Suvarna Nischitha N, Monappa Vidya
Department of Pathology, Kasturba Medical College Manipal, Manipal Academy of Higher Education, Manipal, Karnataka, India.
Iran J Pathol. 2024 Spring;19(2):250-258. doi: 10.30699/IJP.2024.2018132.3229. Epub 2024 Jan 29.
BACKGROUND & OBJECTIVE: Primary extranodal lymphoma (pENL) is a malignant lymphoid neoplasm that presents with the main bulk of disease at an extranodal site. The incidence of primary pENL has risen sharply in recent years due to the advent of better diagnostic modalities. Diagnosing pENL can be challenging due to its morphological overlap with other tumors native to the site of origin. This study aims to establish the anatomic distribution, clinical presentations, possible etiologic correlations, and histological subtypes of pENL in a tertiary care center located in South India.
This is a retrospective study of 109 patients with pENL (69 males, 40 females, M: F = 1.7:1) over 5 years (October 2012 to September 2017). The tumors were reclassified according to WHO classification of Haematolymphoid tumors, 5th edition, 2022.
pENL constituted 109/481 cases (22.6%) of all NHL cases, with the highest incidence in 7th decade. The gastrointestinal tract (39%) was the predominant site involved, followed by head and neck (26%). Diffuse large B cell lymphoma (DLBCL) was the most common histomorphological variant followed by Follicular lymphoma (FL). The majority of the patients were immunocompetent (89%) and presented with stage IV disease (31.1%) at diagnosis.
This study presents an overview of the diverse distribution patterns of both common and rare pENL within a tertiary care center. The accurate diagnosis of pENL necessitates the elimination of secondary extranodal involvement. It is important to note that the accurate diagnosis of pENL requires careful evaluation and exclusion of other possible causes.
原发性结外淋巴瘤(pENL)是一种恶性淋巴肿瘤,其主要病变位于结外部位。近年来,由于更好的诊断方式的出现,原发性pENL的发病率急剧上升。由于其形态学与起源部位的其他肿瘤重叠,诊断pENL可能具有挑战性。本研究旨在确定位于印度南部的一家三级医疗中心中pENL的解剖分布、临床表现、可能的病因相关性及组织学亚型。

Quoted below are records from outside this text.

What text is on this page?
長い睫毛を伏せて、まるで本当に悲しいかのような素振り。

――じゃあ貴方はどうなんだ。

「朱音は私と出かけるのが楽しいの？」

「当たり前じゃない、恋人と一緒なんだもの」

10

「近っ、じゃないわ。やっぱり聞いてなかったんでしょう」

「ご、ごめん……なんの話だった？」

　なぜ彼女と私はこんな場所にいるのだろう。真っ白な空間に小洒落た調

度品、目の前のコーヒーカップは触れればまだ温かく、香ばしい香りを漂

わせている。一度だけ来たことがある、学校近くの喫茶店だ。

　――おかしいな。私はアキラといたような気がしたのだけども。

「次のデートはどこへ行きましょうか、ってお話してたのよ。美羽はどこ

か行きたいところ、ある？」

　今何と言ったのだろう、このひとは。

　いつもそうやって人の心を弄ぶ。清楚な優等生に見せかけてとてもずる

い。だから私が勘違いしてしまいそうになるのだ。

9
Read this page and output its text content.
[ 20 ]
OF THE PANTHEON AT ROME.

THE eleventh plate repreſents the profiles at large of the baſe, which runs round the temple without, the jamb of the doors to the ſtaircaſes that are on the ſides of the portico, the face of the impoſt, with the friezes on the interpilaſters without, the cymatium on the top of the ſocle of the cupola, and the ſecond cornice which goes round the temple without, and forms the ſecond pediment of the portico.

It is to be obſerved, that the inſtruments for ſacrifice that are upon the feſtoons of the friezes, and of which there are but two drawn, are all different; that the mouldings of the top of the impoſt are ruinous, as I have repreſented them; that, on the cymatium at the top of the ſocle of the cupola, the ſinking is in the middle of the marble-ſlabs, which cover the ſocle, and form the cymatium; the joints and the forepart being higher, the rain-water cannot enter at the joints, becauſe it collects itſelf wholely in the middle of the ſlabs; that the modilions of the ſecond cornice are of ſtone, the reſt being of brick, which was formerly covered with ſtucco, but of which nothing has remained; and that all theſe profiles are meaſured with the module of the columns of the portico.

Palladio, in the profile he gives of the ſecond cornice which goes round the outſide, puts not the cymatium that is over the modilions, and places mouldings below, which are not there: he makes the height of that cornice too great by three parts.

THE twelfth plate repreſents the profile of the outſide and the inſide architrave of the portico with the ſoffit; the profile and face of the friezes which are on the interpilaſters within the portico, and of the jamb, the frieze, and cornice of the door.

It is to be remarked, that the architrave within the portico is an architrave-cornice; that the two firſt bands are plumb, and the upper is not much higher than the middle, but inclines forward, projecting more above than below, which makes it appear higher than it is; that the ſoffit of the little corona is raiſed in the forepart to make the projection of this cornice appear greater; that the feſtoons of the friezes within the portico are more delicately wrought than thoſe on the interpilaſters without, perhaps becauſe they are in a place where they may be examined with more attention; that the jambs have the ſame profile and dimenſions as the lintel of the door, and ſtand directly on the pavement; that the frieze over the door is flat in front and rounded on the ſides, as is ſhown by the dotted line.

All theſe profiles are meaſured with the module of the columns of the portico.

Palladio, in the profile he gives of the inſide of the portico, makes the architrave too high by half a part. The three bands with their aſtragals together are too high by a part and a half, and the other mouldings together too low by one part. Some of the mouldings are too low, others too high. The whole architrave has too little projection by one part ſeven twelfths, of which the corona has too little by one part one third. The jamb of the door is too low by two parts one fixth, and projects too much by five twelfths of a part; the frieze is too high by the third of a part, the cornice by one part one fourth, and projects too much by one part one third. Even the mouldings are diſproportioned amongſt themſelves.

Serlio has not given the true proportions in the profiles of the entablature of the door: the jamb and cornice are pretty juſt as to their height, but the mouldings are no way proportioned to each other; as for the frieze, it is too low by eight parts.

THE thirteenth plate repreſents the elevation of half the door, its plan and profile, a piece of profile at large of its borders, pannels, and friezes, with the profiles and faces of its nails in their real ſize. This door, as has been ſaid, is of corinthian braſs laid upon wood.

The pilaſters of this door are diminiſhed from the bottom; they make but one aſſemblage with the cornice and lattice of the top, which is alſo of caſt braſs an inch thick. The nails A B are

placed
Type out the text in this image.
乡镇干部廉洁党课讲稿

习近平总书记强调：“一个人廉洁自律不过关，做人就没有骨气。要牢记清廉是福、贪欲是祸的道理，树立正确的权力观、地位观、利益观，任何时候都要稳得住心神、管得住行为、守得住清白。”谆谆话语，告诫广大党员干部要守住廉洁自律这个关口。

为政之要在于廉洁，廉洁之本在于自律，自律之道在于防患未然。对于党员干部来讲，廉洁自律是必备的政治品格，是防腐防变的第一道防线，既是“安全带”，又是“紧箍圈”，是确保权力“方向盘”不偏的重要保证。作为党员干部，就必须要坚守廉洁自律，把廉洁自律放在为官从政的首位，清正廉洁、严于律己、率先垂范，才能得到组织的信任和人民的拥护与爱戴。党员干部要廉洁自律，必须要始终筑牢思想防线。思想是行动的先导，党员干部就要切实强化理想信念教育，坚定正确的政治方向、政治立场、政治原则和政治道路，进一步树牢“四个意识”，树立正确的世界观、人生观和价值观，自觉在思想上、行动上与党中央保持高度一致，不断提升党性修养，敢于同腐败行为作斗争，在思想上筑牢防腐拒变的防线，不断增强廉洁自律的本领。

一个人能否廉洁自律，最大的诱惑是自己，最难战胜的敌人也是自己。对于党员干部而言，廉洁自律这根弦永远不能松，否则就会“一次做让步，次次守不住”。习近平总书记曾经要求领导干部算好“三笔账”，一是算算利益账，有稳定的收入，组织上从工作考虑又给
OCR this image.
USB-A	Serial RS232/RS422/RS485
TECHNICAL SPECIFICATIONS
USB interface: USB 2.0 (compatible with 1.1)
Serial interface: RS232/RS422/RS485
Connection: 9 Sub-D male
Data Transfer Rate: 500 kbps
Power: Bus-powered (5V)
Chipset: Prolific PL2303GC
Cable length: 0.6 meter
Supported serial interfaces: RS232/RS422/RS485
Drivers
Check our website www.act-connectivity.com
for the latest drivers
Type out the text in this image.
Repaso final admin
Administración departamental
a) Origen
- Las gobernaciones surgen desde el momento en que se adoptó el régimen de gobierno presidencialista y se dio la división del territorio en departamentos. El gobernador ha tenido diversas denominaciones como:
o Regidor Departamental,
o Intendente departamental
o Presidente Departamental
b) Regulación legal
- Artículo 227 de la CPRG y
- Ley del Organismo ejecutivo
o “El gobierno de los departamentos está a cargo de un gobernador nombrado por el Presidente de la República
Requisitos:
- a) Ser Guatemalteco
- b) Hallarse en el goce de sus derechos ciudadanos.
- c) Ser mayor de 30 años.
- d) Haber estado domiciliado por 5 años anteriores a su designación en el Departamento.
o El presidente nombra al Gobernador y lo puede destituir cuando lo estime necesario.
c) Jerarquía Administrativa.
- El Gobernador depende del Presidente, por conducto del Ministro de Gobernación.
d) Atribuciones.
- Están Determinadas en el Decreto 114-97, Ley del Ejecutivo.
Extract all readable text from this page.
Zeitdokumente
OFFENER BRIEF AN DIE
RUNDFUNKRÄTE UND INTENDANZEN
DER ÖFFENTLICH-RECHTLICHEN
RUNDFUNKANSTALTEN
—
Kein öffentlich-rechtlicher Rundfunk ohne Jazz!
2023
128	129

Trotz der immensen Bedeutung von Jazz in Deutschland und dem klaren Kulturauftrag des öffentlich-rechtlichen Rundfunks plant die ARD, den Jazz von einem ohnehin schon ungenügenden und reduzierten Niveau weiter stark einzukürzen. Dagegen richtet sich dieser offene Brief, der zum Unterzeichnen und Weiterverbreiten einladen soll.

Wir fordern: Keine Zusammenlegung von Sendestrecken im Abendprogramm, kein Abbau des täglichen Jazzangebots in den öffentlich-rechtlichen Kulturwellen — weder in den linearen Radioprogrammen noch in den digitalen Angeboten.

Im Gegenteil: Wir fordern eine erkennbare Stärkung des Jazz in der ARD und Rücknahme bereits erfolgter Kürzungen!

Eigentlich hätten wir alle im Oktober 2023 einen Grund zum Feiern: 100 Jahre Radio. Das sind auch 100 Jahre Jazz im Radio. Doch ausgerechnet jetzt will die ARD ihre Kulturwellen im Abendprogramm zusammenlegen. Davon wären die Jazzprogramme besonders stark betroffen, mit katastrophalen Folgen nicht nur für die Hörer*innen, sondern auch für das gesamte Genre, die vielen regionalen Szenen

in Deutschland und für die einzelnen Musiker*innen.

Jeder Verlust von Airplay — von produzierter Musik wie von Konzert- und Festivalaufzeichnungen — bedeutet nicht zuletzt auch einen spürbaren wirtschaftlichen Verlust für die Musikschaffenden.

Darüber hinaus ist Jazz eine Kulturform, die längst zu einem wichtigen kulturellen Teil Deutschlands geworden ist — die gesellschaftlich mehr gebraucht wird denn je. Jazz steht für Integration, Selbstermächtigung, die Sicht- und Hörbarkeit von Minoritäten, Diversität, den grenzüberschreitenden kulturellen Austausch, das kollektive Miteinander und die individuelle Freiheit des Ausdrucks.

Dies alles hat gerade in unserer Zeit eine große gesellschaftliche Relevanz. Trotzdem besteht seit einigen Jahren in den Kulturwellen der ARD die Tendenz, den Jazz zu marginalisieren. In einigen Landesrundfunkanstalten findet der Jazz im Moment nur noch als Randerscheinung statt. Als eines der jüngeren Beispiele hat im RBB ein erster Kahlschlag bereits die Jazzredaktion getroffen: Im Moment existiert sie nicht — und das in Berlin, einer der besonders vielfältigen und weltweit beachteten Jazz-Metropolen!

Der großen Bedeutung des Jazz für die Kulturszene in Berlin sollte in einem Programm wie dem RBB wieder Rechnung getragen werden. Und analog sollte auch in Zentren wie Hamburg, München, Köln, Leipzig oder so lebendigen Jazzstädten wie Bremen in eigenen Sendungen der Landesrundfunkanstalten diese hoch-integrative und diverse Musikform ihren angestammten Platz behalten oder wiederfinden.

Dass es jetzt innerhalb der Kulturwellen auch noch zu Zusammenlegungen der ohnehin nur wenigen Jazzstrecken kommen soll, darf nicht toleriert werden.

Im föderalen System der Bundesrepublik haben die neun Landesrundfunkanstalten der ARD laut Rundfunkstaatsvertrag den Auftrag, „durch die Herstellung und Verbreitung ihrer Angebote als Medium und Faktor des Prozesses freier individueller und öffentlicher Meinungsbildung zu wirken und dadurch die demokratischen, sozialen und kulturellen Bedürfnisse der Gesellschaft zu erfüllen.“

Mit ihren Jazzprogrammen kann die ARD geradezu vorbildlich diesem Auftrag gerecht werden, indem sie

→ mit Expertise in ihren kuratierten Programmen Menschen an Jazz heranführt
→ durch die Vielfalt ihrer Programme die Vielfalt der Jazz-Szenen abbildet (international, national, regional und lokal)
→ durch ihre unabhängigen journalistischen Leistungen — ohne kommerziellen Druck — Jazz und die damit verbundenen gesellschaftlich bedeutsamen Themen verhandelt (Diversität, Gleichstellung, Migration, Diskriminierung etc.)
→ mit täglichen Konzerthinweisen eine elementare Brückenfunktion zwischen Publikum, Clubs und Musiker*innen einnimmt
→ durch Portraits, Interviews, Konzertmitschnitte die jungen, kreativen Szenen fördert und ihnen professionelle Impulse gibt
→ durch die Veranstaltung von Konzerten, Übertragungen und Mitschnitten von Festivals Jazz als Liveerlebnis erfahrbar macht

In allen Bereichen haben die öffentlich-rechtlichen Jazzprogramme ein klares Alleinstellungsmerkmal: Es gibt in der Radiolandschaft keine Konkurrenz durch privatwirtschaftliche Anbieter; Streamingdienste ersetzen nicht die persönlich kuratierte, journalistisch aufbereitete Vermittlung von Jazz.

这是一项对109例pENL患者(69例男性,40例女性,男:女 = 1.7:1)进行的为期5年(2012年10月至2017年9月)的回顾性研究。肿瘤根据2022年第5版世界卫生组织血液淋巴肿瘤分类进行重新分类。
pENL占所有非霍奇金淋巴瘤病例的109/481例(22.6%),在第7个十年发病率最高。胃肠道(39%)是主要受累部位,其次是头颈部(26%)。弥漫性大B细胞淋巴瘤(DLBCL)是最常见的组织形态学变异型,其次是滤泡性淋巴瘤(FL)。大多数患者免疫功能正常(89%),诊断时表现为IV期疾病(31.1%)。
本研究概述了三级医疗中心内常见和罕见pENL的不同分布模式。pENL的准确诊断需要排除继发性结外受累。需要注意的是,pENL的准确诊断需要仔细评估并排除其他可能的病因。